ChatGPT runs actual Python code on the file, produces a ranked list, and flags two items that are popular but priced below comparable competitors based on the unit economics it can see in the data.
Twenty minutes of analysis, done in four minutes. She adjusts the price of one item the following Monday.
---
Where ChatGPT Falls Short
Verbose hedging on complex questions. Ask ChatGPT something ambiguous or ethically complex and it will often produce an essay of caveats before getting to the answer. Claude tends to be more direct on nuanced reasoning tasks.
Sycophancy. This is a real, documented behaviour in ChatGPT. If you tell it your idea is good before asking for feedback, it will be less likely to give you critical feedback.
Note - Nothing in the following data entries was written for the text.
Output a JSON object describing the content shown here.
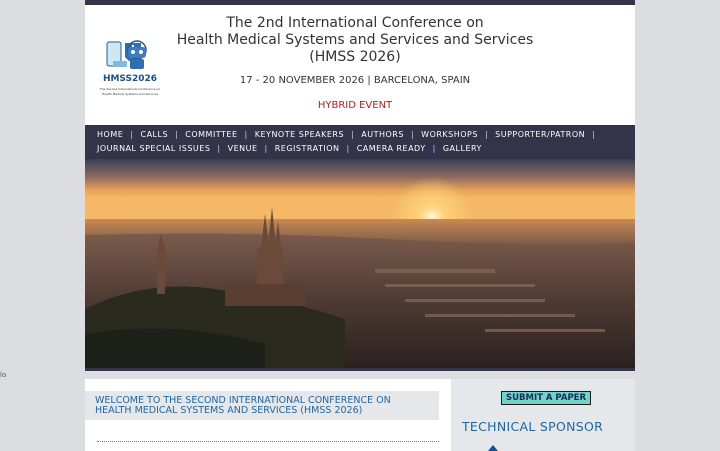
{
  "stray_text": "lo",
  "logo": {
    "text": "HMSS2026",
    "subtext": "The Second International Conference on Health Medical Systems and Services"
  },
  "header": {
    "title_line1": "The 2nd International Conference on",
    "title_line2": "Health Medical Systems and Services and Services",
    "title_line3": "(HMSS 2026)",
    "dates": "17 - 20 NOVEMBER 2026 | BARCELONA, SPAIN",
    "event_type": "HYBRID EVENT"
  },
  "nav": {
    "row1": [
      "HOME",
      "CALLS",
      "COMMITTEE",
      "KEYNOTE SPEAKERS",
      "AUTHORS",
      "WORKSHOPS",
      "SUPPORTER/PATRON"
    ],
    "row2": [
      "JOURNAL SPECIAL ISSUES",
      "VENUE",
      "REGISTRATION",
      "CAMERA READY",
      "GALLERY"
    ],
    "separator": "|"
  },
  "main": {
    "welcome": "WELCOME TO THE SECOND INTERNATIONAL CONFERENCE ON HEALTH MEDICAL SYSTEMS AND SERVICES (HMSS 2026)"
  },
  "sidebar": {
    "submit_label": "SUBMIT A PAPER",
    "technical_sponsor": "TECHNICAL SPONSOR"
  },
  "colors": {
    "nav_bg": "#33334a",
    "accent_blue": "#1f67a3",
    "hybrid_red": "#b31b1b",
    "submit_bg": "#6fd3c8"
  }
}
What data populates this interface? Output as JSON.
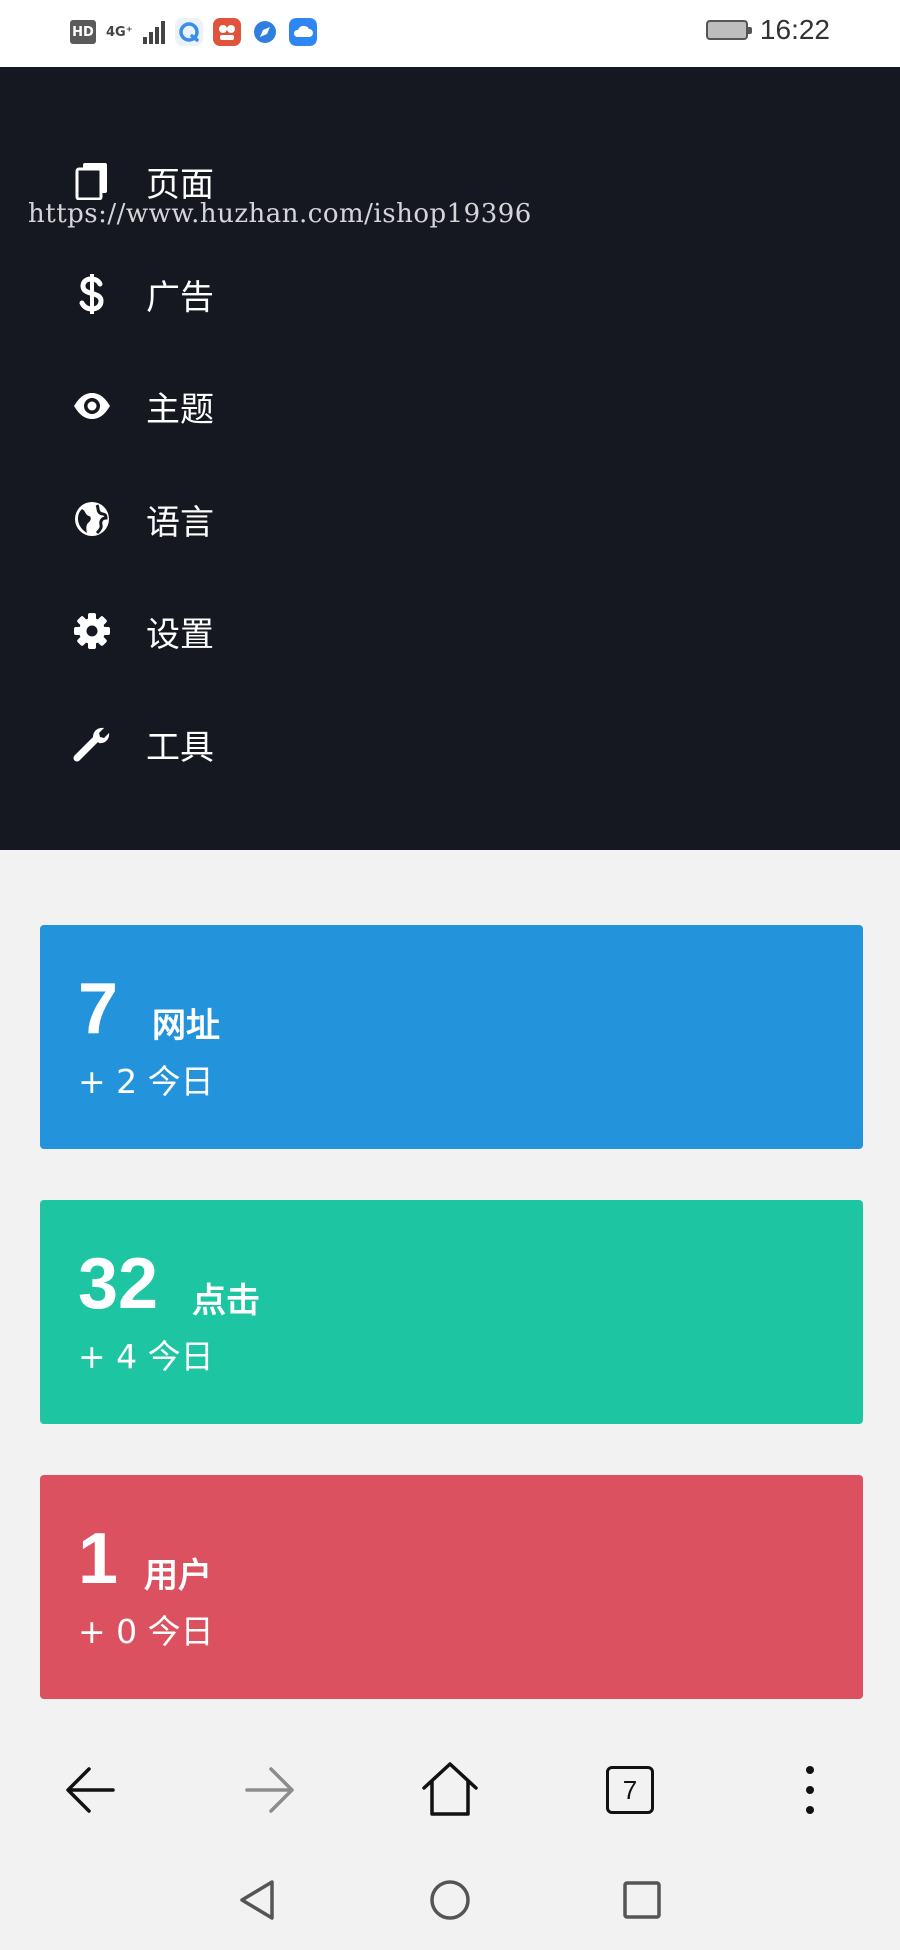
{
  "status_bar": {
    "hd": "HD",
    "network": "4G⁺",
    "time": "16:22",
    "app_icons": [
      {
        "name": "qq-browser-icon",
        "color": "#3a8ee6"
      },
      {
        "name": "photo-app-icon",
        "color": "#e0533d"
      },
      {
        "name": "compass-app-icon",
        "color": "#2f7fe0"
      },
      {
        "name": "cloud-app-icon",
        "color": "#2e86f2"
      }
    ]
  },
  "watermark": "https://www.huzhan.com/ishop19396",
  "menu": {
    "items": [
      {
        "label": "页面",
        "icon": "page-icon"
      },
      {
        "label": "广告",
        "icon": "dollar-icon"
      },
      {
        "label": "主题",
        "icon": "eye-icon"
      },
      {
        "label": "语言",
        "icon": "globe-icon"
      },
      {
        "label": "设置",
        "icon": "gear-icon"
      },
      {
        "label": "工具",
        "icon": "wrench-icon"
      }
    ]
  },
  "stats": [
    {
      "number": "7",
      "label": "网址",
      "today": "+ 2 今日",
      "color": "#2394db"
    },
    {
      "number": "32",
      "label": "点击",
      "today": "+ 4 今日",
      "color": "#1dc5a2"
    },
    {
      "number": "1",
      "label": "用户",
      "today": "+ 0 今日",
      "color": "#dc5160"
    }
  ],
  "browser": {
    "tab_count": "7"
  },
  "colors": {
    "menu_bg": "#161821",
    "page_bg": "#f2f2f3"
  }
}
If you push back on its critique, it will sometimes soften the critique to agree with you. This is called sycophancy and it's a known limitation.
The fix: actively ask for the opposite. "What's wrong with this plan?" rather than "Is this a good plan?" And when it pushes back, ask "If you had to argue the other side, what would you say?"
Cost adds up on Plus. The paid tier is real money for a business watching costs. If you're using it heavily (code interpreter, image analysis, voice mode), it pays for itself quickly. If you only need basic text generation, the free tier does most of what you need. OpenAI publishes current pricing on their site; check before you commit.